Benefits touted by ice bath advocates vary widely, with Hof claiming on his website that cold plunges can lead to “improved quality of sleep, more focus, and even an improved immune response,” as well as “higher energy levels” and “relief of symptoms caused by autoimmune diseases.” While benefits are still being studied by scientists, including with experiments on Hof himself, a report by Cedars-Sinai Hospital in Los Angeles says that “soothing sore muscles may be backed with the most evidence.”
Beyond health and wellness, the term “beauty is pain” also takes on new meaning with these types of treatments. For years, cryotherapy, or standing in a chamber at temperatures of between -166 and -122 degrees Fahrenheit, has been making its way into the mainstream after years of being promoted by supermodels like Elsa Hosk and Romee Strijd. Beautifying results such as calorie burning, tightened pores and collagen stimulation are generally a part of the treatment’s marketing.
With extreme treatments, safety procedures must be followed closely. In 2015, a spa worker in Nevada was found dead from suffocation in a cryotherapy chamber after she had reportedly gone in it alone after hours. The reason why she did not exit the chamber remains unknown. For cryotherapy, “you can only do it for three minutes. Beyond three minutes, it can get dangerous, especially if you’re not used to it,” said Dalili.
Beyond physical results, owners claim that exposure to these types of intense treatments can also, paradoxically, help relieve stress and anxiety.
“Just like you go work out your muscles at the gym, we need to train different systems in our mind to adapt to stress,” said Leary. “Within the infrared and our ice bath class, the biggest thing we talk about is that, if you can handle and control your mental and physical state in the most extreme thing, you’re training your body to adapt to any stressful situation.” He cited an unnamed musician customer at Remedy Place who “was so nervous to go onstage” at the Grammys and used the ice bath to overcome his fear.
As the return to life after pandemic lockdowns has led to a new era of hedonism, customers are also turning to these harsh practices to counteract their indulgent lifestyles.
“Detoxification is their main priority. They had their events, [where they were] playing, drinking and eating all these foods, and now they’re looking to cleanse their body,” said Christian Bluford, chief therapy officer at Artha.
“With people partying again,” they are going to Artha “after a weekend of drinking,” said Dalili. “They want to come in and detoxify all of that with cryo and infrared as hangover cures.”

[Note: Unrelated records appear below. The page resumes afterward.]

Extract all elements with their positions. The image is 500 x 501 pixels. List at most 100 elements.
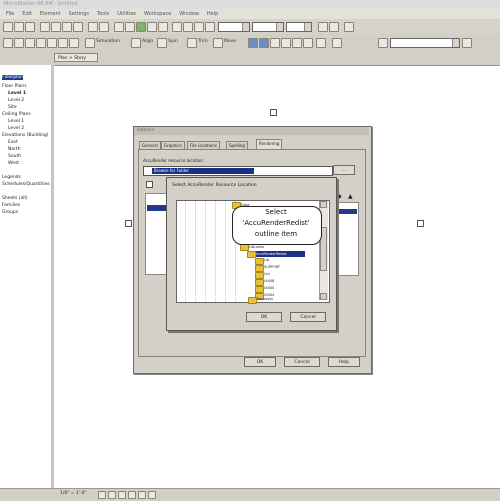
zoom-icon[interactable] <box>125 22 135 32</box>
visual-style-icon[interactable] <box>108 491 116 499</box>
style-combo[interactable] <box>252 22 284 32</box>
tab-graphics[interactable]: Graphics <box>161 141 185 149</box>
tree-item[interactable]: Legends <box>2 175 21 180</box>
arc-icon[interactable] <box>25 38 35 48</box>
spin-label[interactable]: Spin <box>168 39 178 44</box>
toolbox-icon[interactable] <box>378 38 388 48</box>
level-combo[interactable] <box>218 22 250 32</box>
render-icon[interactable] <box>248 38 258 48</box>
menu-element[interactable]: Element <box>40 9 61 19</box>
tree-item[interactable]: Level 2 <box>8 126 24 131</box>
selection-grip[interactable] <box>270 109 277 116</box>
command-field[interactable] <box>390 38 460 48</box>
ok-button[interactable]: OK <box>244 357 276 367</box>
trim-icon[interactable] <box>187 38 197 48</box>
menu-file[interactable]: File <box>6 9 14 19</box>
paths-list-right[interactable] <box>335 202 359 276</box>
tree-item[interactable]: Floor Plans <box>2 84 27 89</box>
tab-general[interactable]: General <box>139 141 161 149</box>
circle-icon[interactable] <box>36 38 46 48</box>
undo-icon[interactable] <box>88 22 98 32</box>
palette-icon[interactable] <box>318 22 328 32</box>
option-checkbox[interactable] <box>146 181 153 188</box>
browse-ok-button[interactable]: OK <box>246 312 282 322</box>
layer-icon[interactable] <box>316 38 326 48</box>
redo-icon[interactable] <box>99 22 109 32</box>
refresh-icon[interactable] <box>194 22 204 32</box>
section-icon[interactable] <box>303 38 313 48</box>
globe-icon[interactable] <box>136 22 146 32</box>
move-up-icon[interactable]: ◆ <box>337 193 342 200</box>
new-file-icon[interactable] <box>3 22 13 32</box>
menu-edit[interactable]: Edit <box>22 9 32 19</box>
text-icon[interactable] <box>58 38 68 48</box>
light-icon[interactable] <box>281 38 291 48</box>
tab-file-locations[interactable]: File Locations <box>187 141 220 149</box>
tree-item[interactable]: Schedules/Quantities <box>2 182 50 187</box>
tree-item[interactable]: Site <box>8 105 17 110</box>
folder-name[interactable]: UI400 <box>264 286 274 290</box>
polygon-icon[interactable] <box>47 38 57 48</box>
folder-name[interactable]: Uni <box>264 272 270 276</box>
window-icon[interactable] <box>158 22 168 32</box>
simulation-icon[interactable] <box>85 38 95 48</box>
detail-level-icon[interactable] <box>98 491 106 499</box>
move-label[interactable]: Move <box>224 39 236 44</box>
align-icon[interactable] <box>131 38 141 48</box>
tab-rendering[interactable]: Rendering <box>256 139 283 149</box>
folder-name[interactable]: Libraries <box>249 245 264 249</box>
grid-icon[interactable] <box>344 22 354 32</box>
help-button[interactable]: Help <box>328 357 360 367</box>
view-icon[interactable] <box>147 22 157 32</box>
simulation-label[interactable]: Simulation <box>96 39 120 44</box>
crop-icon[interactable] <box>128 491 136 499</box>
browse-button[interactable]: ... <box>333 165 355 175</box>
tree-item[interactable]: Level 1 <box>8 91 26 96</box>
copy-icon[interactable] <box>62 22 72 32</box>
tree-item[interactable]: East <box>8 140 18 145</box>
go-icon[interactable] <box>462 38 472 48</box>
tree-item[interactable]: Groups <box>2 210 18 215</box>
settings-icon[interactable] <box>329 22 339 32</box>
tab-spelling[interactable]: Spelling <box>226 141 248 149</box>
tree-item[interactable]: Ceiling Plans <box>2 112 31 117</box>
folder-name[interactable]: UI408 <box>264 279 274 283</box>
selection-grip[interactable] <box>417 220 424 227</box>
reveal-icon[interactable] <box>148 491 156 499</box>
sphere-icon[interactable] <box>259 38 269 48</box>
tree-item[interactable]: South <box>8 154 21 159</box>
move-down-icon[interactable]: ▲ <box>348 193 353 200</box>
selected-folder-name[interactable]: AccuRenderRedist <box>255 252 287 256</box>
weight-combo[interactable] <box>286 22 312 32</box>
menu-help[interactable]: Help <box>207 9 218 19</box>
cut-icon[interactable] <box>51 22 61 32</box>
help-icon[interactable] <box>205 22 215 32</box>
hide-icon[interactable] <box>138 491 146 499</box>
align-label[interactable]: Align <box>142 39 153 44</box>
menu-workspace[interactable]: Workspace <box>144 9 171 19</box>
material-icon[interactable] <box>292 38 302 48</box>
folder-name[interactable]: Recovery <box>257 297 273 301</box>
tree-item[interactable]: North <box>8 147 21 152</box>
menu-tools[interactable]: Tools <box>97 9 109 19</box>
measure-icon[interactable] <box>114 22 124 32</box>
menu-settings[interactable]: Settings <box>69 9 90 19</box>
location-field[interactable]: Browse for Folder <box>143 166 333 176</box>
paste-icon[interactable] <box>73 22 83 32</box>
move-icon[interactable] <box>213 38 223 48</box>
save-icon[interactable] <box>25 22 35 32</box>
tree-item[interactable]: Level 1 <box>8 119 24 124</box>
scroll-up-icon[interactable] <box>320 201 327 208</box>
tree-item[interactable]: Floorplan <box>2 75 23 80</box>
folder-name[interactable]: Lib <box>264 258 269 262</box>
selection-grip[interactable] <box>125 220 132 227</box>
folder-name[interactable]: SUPPORT <box>264 265 280 269</box>
tree-item[interactable]: Families <box>2 203 20 208</box>
camera-icon[interactable] <box>270 38 280 48</box>
tile-icon[interactable] <box>172 22 182 32</box>
shadows-icon[interactable] <box>118 491 126 499</box>
view-tab[interactable]: Plan > Story <box>54 53 98 62</box>
cancel-button[interactable]: Cancel <box>284 357 320 367</box>
snap-icon[interactable] <box>332 38 342 48</box>
open-file-icon[interactable] <box>14 22 24 32</box>
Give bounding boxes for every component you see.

As extreme treatments go more mainstream, they’re being adjusted for newcomers who may be less endurance-focused than hardcore enthusiasts. According to Bluford, that’s why Artha offers private rooms for stepping in and out of hot infrared saunas and cold chambers at one’s leisure. And the center’s float tanks are a far cry from the scary sensory deprivation tanks shown in “Altered States” or “Stranger Things.”
“If you’re feeling claustrophobic, which is how people may feel, we have the biggest floats available in the market,” said Bluford. The center has high ceilings allowing for twinkling starlights and meditative music for those who aren’t comfortable sitting in total darkness.
But the soothing spa experience likely isn’t going anywhere, even as experimental new practices gain steam. According to Paltrow, there is room for everything.
“I like a good mixture of both,” she said. “I love to do hot sauna and then try to do the cold plunge. I love deep bodywork that hurts, but then I also sometimes like a nice Reiki — something really, really calm — or cranial sacral.”